Levantamento feito pelo GLOBO das músicas que estiveram nas 50 primeiras posições no Spotify no Brasil ao longo de 29 semanas (de 31 de dezembro a 21 de julho) mostra que prevalecem os gêneros sertanejo, funk e trap, e que o ideal romântico continua dando as cartas, pero no mucho. Entre os termos que mais aparecem nas 131 composições (muitas permaneceram no ranking por semanas, daí a pouca variação), num total de 39.607 palavras, estão os verbos “amar”, mas seguido de perto por “sentar”, “tomar”, “travar” e “jogar”, nesta ordem. Com exceção de amor (e variações como “amo”, “amado”) todas surgem, claro, em contextos de elevado cunho sexual. Para se ter uma ideia, amor e variações aparecem 3.326 vezes, contra 2.851 “sentadas” (e flexões como sentadona, sentadinha, sentar).https://flo.uri.sh/visualisation/10746347/embed

—Estamos vivendo um momento em que o uso da imagem sexual é direta — diz Júlio Diniz, pesquisador e professor da PUC-Rio. — Acho que temos que pensar: “Para onde foi a metáfora?” Parece que existe hoje um compromisso em fazer uma letra descritiva.

Movimento

Para Davi Kneip, um dos compositores de “Sentadona”, hit do funk que ficou por quatro semanas em primeiro lugar, existe um motivo para que esses termos apareçam tanto.

— O funk é um gênero musical voltado para a dança, então essas palavras induzem a pessoa a se mexer, ao movimento — opina.

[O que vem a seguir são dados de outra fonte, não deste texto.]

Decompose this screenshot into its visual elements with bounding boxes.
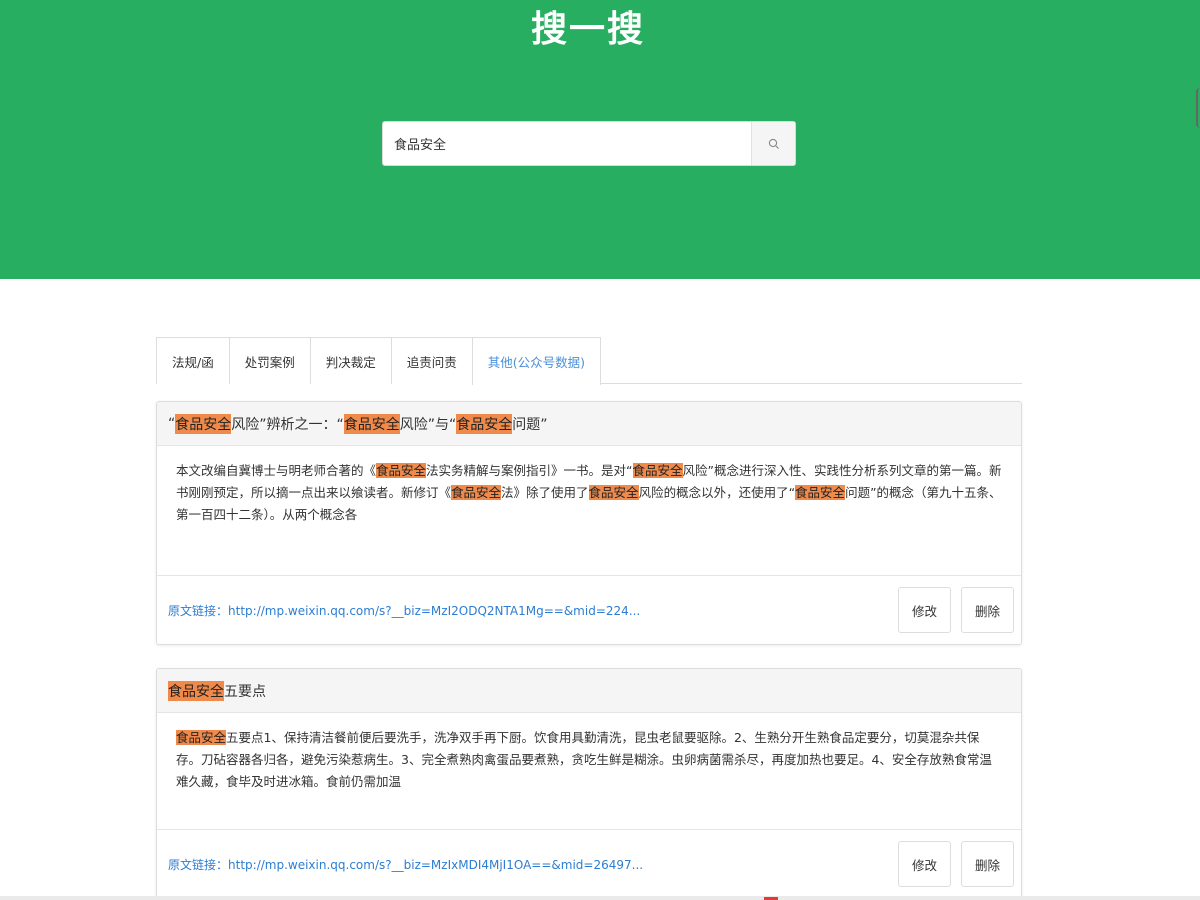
search-icon	[768, 138, 779, 149]
keyword-highlight: 食品安全	[175, 413, 232, 434]
text-segment: 法实务精解与案例指引》一书。是对“	[426, 463, 633, 478]
text-segment: 五要点	[224, 683, 266, 700]
result-card: “食品安全 风险”辨析之一：“ 食品安全 风险”与“ 食品安全 问题” 本文改编自冀博士与…	[156, 401, 1022, 645]
keyword-highlight: 食品安全	[588, 485, 639, 500]
keyword-highlight: 食品安全	[343, 413, 400, 434]
header-banner: 搜一搜	[0, 0, 1200, 279]
tab-penalty-cases[interactable]: 处罚案例	[228, 337, 311, 384]
tab-judgments[interactable]: 判决裁定	[309, 337, 392, 384]
source-link-label: 原文链接：	[168, 603, 229, 618]
source-link[interactable]: 原文链接：http://mp.weixin.qq.com/s?__biz=MzI…	[168, 856, 888, 873]
source-link-url: http://mp.weixin.qq.com/s?__biz=MzI2ODQ2…	[228, 603, 641, 618]
text-segment: 风险”与“	[399, 416, 457, 433]
text-segment: 法》除了使用了	[501, 485, 589, 500]
search-bar	[382, 121, 796, 166]
source-link[interactable]: 原文链接：http://mp.weixin.qq.com/s?__biz=MzI…	[168, 602, 888, 619]
scroll-edge	[1196, 88, 1200, 128]
text-segment: “	[168, 415, 176, 432]
text-segment: 问题”	[512, 416, 548, 433]
text-segment: 风险的概念以外，还使用了“	[638, 485, 796, 500]
result-footer: 原文链接：http://mp.weixin.qq.com/s?__biz=MzI…	[157, 575, 1021, 644]
keyword-highlight: 食品安全	[176, 730, 227, 745]
result-title[interactable]: “食品安全 风险”辨析之一：“ 食品安全 风险”与“ 食品安全 问题”	[157, 402, 1021, 446]
tab-regulations[interactable]: 法规/函	[156, 337, 230, 384]
text-segment: 本文改编自冀博士与明老师合著的《	[176, 463, 377, 478]
delete-button[interactable]: 删除	[961, 587, 1014, 633]
text-segment: 风险”辨析之一：“	[231, 416, 344, 433]
edit-button[interactable]: 修改	[898, 587, 951, 633]
page-title: 搜一搜	[530, 9, 645, 50]
tab-accountability[interactable]: 追责问责	[390, 337, 473, 384]
source-link-url: http://mp.weixin.qq.com/s?__biz=MzIxMDI4…	[228, 857, 644, 872]
search-input[interactable]	[383, 122, 751, 165]
keyword-highlight: 食品安全	[451, 485, 502, 500]
keyword-highlight: 食品安全	[456, 413, 513, 434]
source-link-label: 原文链接：	[168, 857, 229, 872]
search-button[interactable]	[751, 122, 795, 165]
edit-button[interactable]: 修改	[898, 841, 951, 887]
keyword-highlight: 食品安全	[795, 485, 846, 500]
keyword-highlight: 食品安全	[632, 463, 683, 478]
text-segment: 五要点1、保持清洁餐前便后要洗手，洗净双手再下厨。饮食用具勤清洗，昆虫老鼠要驱除…	[176, 730, 992, 789]
result-footer: 原文链接：http://mp.weixin.qq.com/s?__biz=MzI…	[157, 829, 1021, 898]
tab-other-wechat[interactable]: 其他(公众号数据)	[471, 337, 602, 385]
keyword-highlight: 食品安全	[376, 463, 427, 478]
result-summary: 本文改编自冀博士与明老师合著的《食品安全法实务精解与案例指引》一书。是对“食品安…	[157, 446, 1021, 526]
result-card: 食品安全 五要点 食品安全五要点1、保持清洁餐前便后要洗手，洗净双手再下厨。饮食用…	[156, 668, 1022, 900]
tab-bar: 法规/函 处罚案例 判决裁定 追责问责 其他(公众号数据)	[156, 337, 1022, 385]
result-summary: 食品安全五要点1、保持清洁餐前便后要洗手，洗净双手再下厨。饮食用具勤清洗，昆虫老…	[157, 713, 1021, 793]
delete-button[interactable]: 删除	[961, 841, 1014, 887]
result-title[interactable]: 食品安全 五要点	[157, 669, 1021, 713]
keyword-highlight: 食品安全	[168, 680, 224, 701]
horizontal-scrollbar[interactable]	[0, 896, 1200, 900]
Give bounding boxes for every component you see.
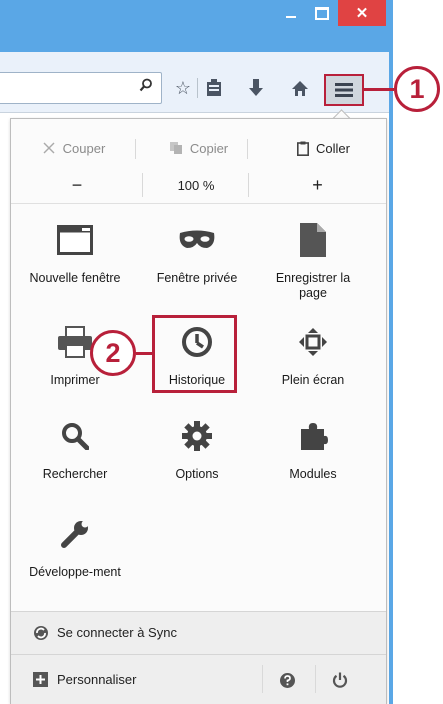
developer-button[interactable]: Développe-ment: [29, 517, 121, 580]
downloads-button[interactable]: [243, 76, 269, 100]
paste-label: Coller: [316, 140, 350, 156]
plus-box-icon: [33, 672, 48, 687]
wrench-icon: [61, 520, 89, 548]
zoom-reset-button[interactable]: 100 %: [143, 167, 249, 203]
zoom-out-button[interactable]: −: [11, 167, 143, 203]
zoom-in-button[interactable]: +: [249, 167, 386, 203]
callout-two-connector: [136, 352, 152, 355]
download-arrow-icon: [249, 79, 263, 96]
fullscreen-label: Plein écran: [281, 373, 345, 387]
developer-label: Développe-ment: [29, 565, 121, 579]
new-window-label: Nouvelle fenêtre: [29, 271, 121, 285]
bookmarks-menu-button[interactable]: [201, 76, 227, 100]
home-icon: [292, 80, 308, 96]
paste-button[interactable]: Coller: [261, 131, 386, 165]
customize-label: Personnaliser: [57, 672, 137, 687]
open-menu-button[interactable]: [324, 74, 364, 106]
home-button[interactable]: [287, 76, 313, 100]
minimize-button[interactable]: [277, 0, 305, 26]
new-window-button[interactable]: Nouvelle fenêtre: [29, 223, 121, 286]
copy-icon: [169, 142, 182, 154]
private-window-button[interactable]: Fenêtre privée: [151, 223, 243, 286]
edit-controls: Couper Copier Coller: [11, 131, 386, 165]
addons-label: Modules: [289, 467, 337, 481]
new-window-icon: [57, 225, 93, 255]
copy-label: Copier: [189, 140, 229, 156]
fullscreen-button[interactable]: Plein écran: [267, 325, 359, 388]
private-window-label: Fenêtre privée: [156, 271, 238, 285]
search-field[interactable]: [0, 72, 162, 104]
zoom-separator: [248, 173, 249, 197]
puzzle-icon: [301, 423, 328, 450]
maximize-button[interactable]: [308, 0, 336, 26]
edit-separator: [247, 139, 248, 159]
save-page-button[interactable]: Enregistrer la page: [267, 223, 359, 301]
power-icon: [332, 672, 348, 688]
sync-button[interactable]: Se connecter à Sync: [11, 611, 386, 654]
help-icon: [279, 672, 295, 688]
window-frame-right: [389, 0, 393, 704]
menu-panel: Couper Copier Coller − 100 % + Nouvelle …: [10, 118, 387, 704]
gear-icon: [182, 421, 212, 451]
bookmarks-list-icon: [207, 79, 221, 96]
edit-separator: [135, 139, 136, 159]
bookmark-star-button[interactable]: ☆: [170, 76, 196, 100]
sync-icon: [34, 626, 48, 640]
cut-label: Couper: [62, 140, 106, 156]
hamburger-icon: [335, 83, 353, 97]
search-icon: [139, 78, 152, 92]
scissors-icon: [43, 142, 55, 154]
save-page-label: Enregistrer la page: [275, 271, 351, 300]
page-icon: [300, 223, 326, 257]
addons-button[interactable]: Modules: [267, 419, 359, 482]
clipboard-icon: [297, 141, 310, 156]
history-highlight: [152, 315, 237, 393]
mask-icon: [179, 230, 215, 248]
fullscreen-icon: [299, 328, 327, 356]
minimize-icon: [286, 16, 296, 18]
cut-button[interactable]: Couper: [11, 131, 136, 165]
close-button[interactable]: ✕: [338, 0, 386, 26]
nav-toolbar: ☆: [0, 52, 389, 113]
find-label: Rechercher: [42, 467, 108, 481]
callout-two: 2: [90, 330, 136, 376]
customize-bar: Personnaliser: [11, 654, 386, 704]
copy-button[interactable]: Copier: [136, 131, 261, 165]
help-button[interactable]: [274, 669, 300, 691]
zoom-controls: − 100 % +: [11, 167, 386, 204]
callout-one: 1: [394, 66, 440, 112]
quit-button[interactable]: [327, 669, 353, 691]
find-button[interactable]: Rechercher: [29, 419, 121, 482]
footer-separator: [315, 665, 316, 693]
maximize-icon: [315, 6, 329, 20]
toolbar-separator: [197, 78, 198, 98]
magnifier-icon: [62, 423, 89, 450]
sync-label: Se connecter à Sync: [57, 625, 177, 640]
customize-button[interactable]: Personnaliser: [11, 655, 251, 704]
star-icon: ☆: [174, 77, 192, 98]
zoom-separator: [142, 173, 143, 197]
options-label: Options: [175, 467, 219, 481]
printer-icon: [58, 326, 92, 358]
footer-separator: [262, 665, 263, 693]
options-button[interactable]: Options: [151, 419, 243, 482]
callout-one-connector: [364, 88, 394, 91]
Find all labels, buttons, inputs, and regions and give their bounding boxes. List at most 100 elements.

Simone Pereira de Sá, pesquisadora de música brasileira e professora da UFF, diz que as canções devem ser pensadas dentro de um contexto, seja social ou político. E considerar que foram escritas como um “convite ao movimento” é um ponto que não se pode ignorar.

— Essas letras são um convite ao engajamento, são palavras que convocam a dançar. Mas essas brincadeiras e ludicidade em torno do erotismo sempre existiram. Tem uma música da Carmen Miranda em que ela canta “Eu dei/ O que foi que você deu meu bem?/ Eu dei/ Guarde um pouco para mim também”. É uma composição cheia de duplos sentidos, dos anos 1930. (Isso) faz parte da história da música popular brasileira, em todos os gêneros — avalia.

Na lista analisada, o sertanejo, que costuma trazer temas como traição e sofrência, dá mostras de que se rendeu ao apelo sexual. Em “Fala mal de mim”, Gusttavo Lima canta: “Puxa meu cabelo, tira a minha roupa/ Faz bem gostosinho, daquele jeitão.

Outro ponto levantado por especialistas para uma possível explicação do uso constante desses termos e que até justifica essa inversão no sertanejo é o foco no TikTok e no potencial de viralização na plataforma de streaming. Um estudo da plataforma Winnin, por exemplo, mostra que sete das dez músicas mais ouvidas no Spotify em 2020 no mundo viralizaram primeiro naquela rede social.

—As músicas estão muito focadas em atingir público no TikTok. Sempre pensamos em cada vírgula que colocamos nas composições, tudo é pensado — admite Cantini, compositor de sucessos como “Deixa de onda”, “Galopa” e “Fala mal de mim”, as duas últimas atualmente no Top 50 Brasil.

A repetição dos termos e semelhança dos temas abordados nas canções leva a questionar se existe uma fórmula ou algo como uma receita de bolo para chegar ao primeiro lugar das paradas. Segundo os compositores, apesar de tudo ser calculado, não existe regra para escrever um hit, mas Romeu R3 achou uma forma de ajudar escritores aspirantes a sonharem com o sucesso. Responsável por hits de Anitta, Maluma, Wesley Safadão e Luísa Sonza, ele criou o site Composição Milionária, em que explica questões burocráticas e técnicas do processo de escrever uma música.

— O projeto envolve criar um curso on-line e, posteriormente, pretendemos oferecer mentoria para acompanhar de perto esse compositor — diz Romeu R3. — Como compositor, é nosso papel identificar a diferença de linguagem entre os gêneros. Isso é muito visível. Falar de amor no pagode, é diferente de quando você fala de amor em uma música de rap. Mas o caminho é sempre gerar impacto.